Australian writer Anna Funder was also fascinated. She lived in West Berlin during the 1980s and obsessed a little about what was behind that wall. In 1994, 5 years after the wall fell, she lived for a while in Leipzig, and later returned to live again in Berlin. She interviewed many East Germans and has written their stories in Stasiland: Stories from Behind the Berlin Wall. The subject matter is endlessly fascinating, and Funder interviews both regular citizens and former Stasi officers. What takes the book up a notch, however, is her writing ability. The book is as easy to read as a novel, as beautifully-crafted as literature. It feels very personal, as the author shares her own thoughts and reactions to people and places.
She interviews Miriam, who nearly escaped to West Berlin as a 16-year-old and was caught and punished brutally, who later was let out of prison and happily married for only a short while, until her husband was taken in for questioning and died in a Stasi remand cell. Her life since liberation has been spent trying to find out what happened to him. The rumours are that the Stasi buried an empty coffin, that her husband hanged himself, that he escaped and is still somewhere. Miriam only wants the truth. She tells Funder of the “puzzle women” in Nuremberg. When the Stasi finally fell, they quickly shredded incriminating documents, but left the shards in huge garbage bags. Volunteers are now painstakingly piecing together these documents. Maybe, Miriam dreams, they will put together something about her husband Charlie, and she can finally be at peace.

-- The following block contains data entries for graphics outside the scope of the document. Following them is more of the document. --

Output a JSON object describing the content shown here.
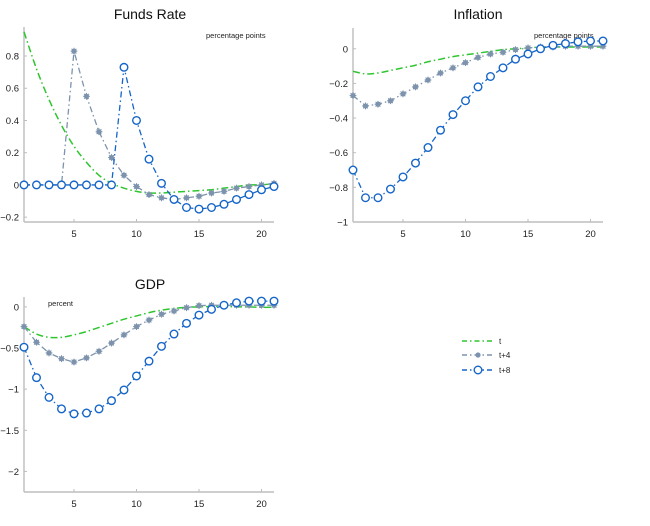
{
  "chart_data": [
    {
      "type": "line",
      "title": "Funds Rate",
      "unit_label": "percentage points",
      "xlabel": "",
      "ylabel": "",
      "xlim": [
        1,
        21
      ],
      "ylim": [
        -0.23,
        0.98
      ],
      "xticks": [
        5,
        10,
        15,
        20
      ],
      "yticks": [
        -0.2,
        0,
        0.2,
        0.4,
        0.6,
        0.8
      ],
      "ytick_labels": [
        "−0.2",
        "0",
        "0.2",
        "0.4",
        "0.6",
        "0.8"
      ],
      "x": [
        1,
        2,
        3,
        4,
        5,
        6,
        7,
        8,
        9,
        10,
        11,
        12,
        13,
        14,
        15,
        16,
        17,
        18,
        19,
        20,
        21
      ],
      "series": [
        {
          "name": "t",
          "values": [
            0.95,
            0.72,
            0.53,
            0.37,
            0.24,
            0.14,
            0.06,
            0.01,
            -0.02,
            -0.04,
            -0.05,
            -0.05,
            -0.045,
            -0.04,
            -0.035,
            -0.03,
            -0.02,
            -0.01,
            0.0,
            0.0,
            0.01
          ]
        },
        {
          "name": "t+4",
          "values": [
            0,
            0,
            0,
            0,
            0.83,
            0.55,
            0.33,
            0.17,
            0.06,
            -0.01,
            -0.06,
            -0.08,
            -0.09,
            -0.08,
            -0.07,
            -0.05,
            -0.04,
            -0.02,
            -0.01,
            0.0,
            0.01
          ]
        },
        {
          "name": "t+8",
          "values": [
            0,
            0,
            0,
            0,
            0,
            0,
            0,
            0,
            0.73,
            0.4,
            0.16,
            0.01,
            -0.09,
            -0.14,
            -0.15,
            -0.14,
            -0.12,
            -0.09,
            -0.06,
            -0.03,
            -0.01
          ]
        }
      ]
    },
    {
      "type": "line",
      "title": "Inflation",
      "unit_label": "percentage points",
      "xlabel": "",
      "ylabel": "",
      "xlim": [
        1,
        21
      ],
      "ylim": [
        -1,
        0.12
      ],
      "xticks": [
        5,
        10,
        15,
        20
      ],
      "yticks": [
        -1,
        -0.8,
        -0.6,
        -0.4,
        -0.2,
        0
      ],
      "ytick_labels": [
        "−1",
        "−0.8",
        "−0.6",
        "−0.4",
        "−0.2",
        "0"
      ],
      "x": [
        1,
        2,
        3,
        4,
        5,
        6,
        7,
        8,
        9,
        10,
        11,
        12,
        13,
        14,
        15,
        16,
        17,
        18,
        19,
        20,
        21
      ],
      "series": [
        {
          "name": "t",
          "values": [
            -0.13,
            -0.145,
            -0.14,
            -0.125,
            -0.11,
            -0.095,
            -0.075,
            -0.06,
            -0.045,
            -0.035,
            -0.025,
            -0.015,
            -0.005,
            0.0,
            0.005,
            0.01,
            0.01,
            0.01,
            0.01,
            0.01,
            0.01
          ]
        },
        {
          "name": "t+4",
          "values": [
            -0.27,
            -0.33,
            -0.32,
            -0.3,
            -0.26,
            -0.22,
            -0.18,
            -0.14,
            -0.11,
            -0.08,
            -0.05,
            -0.03,
            -0.02,
            -0.005,
            0.005,
            0.01,
            0.01,
            0.015,
            0.015,
            0.015,
            0.015
          ]
        },
        {
          "name": "t+8",
          "values": [
            -0.7,
            -0.86,
            -0.86,
            -0.81,
            -0.74,
            -0.66,
            -0.57,
            -0.47,
            -0.38,
            -0.3,
            -0.22,
            -0.16,
            -0.11,
            -0.06,
            -0.03,
            0.0,
            0.02,
            0.03,
            0.04,
            0.045,
            0.045
          ]
        }
      ]
    },
    {
      "type": "line",
      "title": "GDP",
      "unit_label": "percent",
      "xlabel": "",
      "ylabel": "",
      "xlim": [
        1,
        21
      ],
      "ylim": [
        -2.25,
        0.12
      ],
      "xticks": [
        5,
        10,
        15,
        20
      ],
      "yticks": [
        -2,
        -1.5,
        -1,
        -0.5,
        0
      ],
      "ytick_labels": [
        "−2",
        "−1.5",
        "−1",
        "−0.5",
        "0"
      ],
      "x": [
        1,
        2,
        3,
        4,
        5,
        6,
        7,
        8,
        9,
        10,
        11,
        12,
        13,
        14,
        15,
        16,
        17,
        18,
        19,
        20,
        21
      ],
      "series": [
        {
          "name": "t",
          "values": [
            -0.24,
            -0.33,
            -0.37,
            -0.37,
            -0.34,
            -0.3,
            -0.25,
            -0.2,
            -0.15,
            -0.11,
            -0.07,
            -0.04,
            -0.02,
            -0.005,
            0.0,
            0.005,
            0.005,
            0.0,
            0.0,
            -0.005,
            -0.005
          ]
        },
        {
          "name": "t+4",
          "values": [
            -0.24,
            -0.43,
            -0.56,
            -0.63,
            -0.67,
            -0.62,
            -0.54,
            -0.44,
            -0.34,
            -0.24,
            -0.16,
            -0.09,
            -0.05,
            -0.01,
            0.015,
            0.02,
            0.02,
            0.02,
            0.02,
            0.02,
            0.02
          ]
        },
        {
          "name": "t+8",
          "values": [
            -0.49,
            -0.86,
            -1.1,
            -1.24,
            -1.3,
            -1.29,
            -1.24,
            -1.14,
            -1.01,
            -0.84,
            -0.66,
            -0.48,
            -0.33,
            -0.2,
            -0.1,
            -0.03,
            0.02,
            0.05,
            0.07,
            0.07,
            0.07
          ]
        }
      ]
    }
  ],
  "legend": {
    "placement": "bottom-right",
    "entries": [
      {
        "name": "t",
        "color": "#2fc52f",
        "marker": "none",
        "dash": "dash-dot"
      },
      {
        "name": "t+4",
        "color": "#7d93ad",
        "marker": "asterisk",
        "dash": "dash-dot"
      },
      {
        "name": "t+8",
        "color": "#1565c8",
        "marker": "circle",
        "dash": "dash-dot"
      }
    ]
  },
  "colors": {
    "t": "#2fc52f",
    "t+4": "#7d93ad",
    "t+8": "#1565c8",
    "axis": "#bdbdbd"
  }
}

Funder, a couple of years later, visits the “puzzle women” and finds both men and women working in pleasant offices, windows wide open. It takes hours to piece together a single sheet of paper, and there are millions. It’s a hopeless, Sisyphean task.
Funder hears tales of live behind the wall; of state-owned television, of underground rock stars (she drinks with the former frontman of a rock band who was once told to his face that he “no longer existed” by a Stasi officer). She sees first-hand the unrepentance and callousness of the former Stasi officers, some of whom act as if the state never died. She meets a woman separated from her sick baby by the overnight building of the wall, and meets that baby, now an adult, raised by doctors and nurses in a hospital ward because his parents were trapped in East Berlin. And over and over she asks the question: is it better to know what happened and bring it all out in the open, or is it better to bury the dead past and begin anew? She doesn’t answer the question per se, but instead leaves it hanging, allowing it to percolate in the reader’s mind as we meet people who have answered it in different ways in their own lives.
Stasiland is an excellent book. It won the Samuel Johnson prize for nonfiction (prestigious prize in UK. I had never heard of it either) and has been translated into many languages. I am also giving it my first ever 5-star rating. It’s that good. I highly recommend it.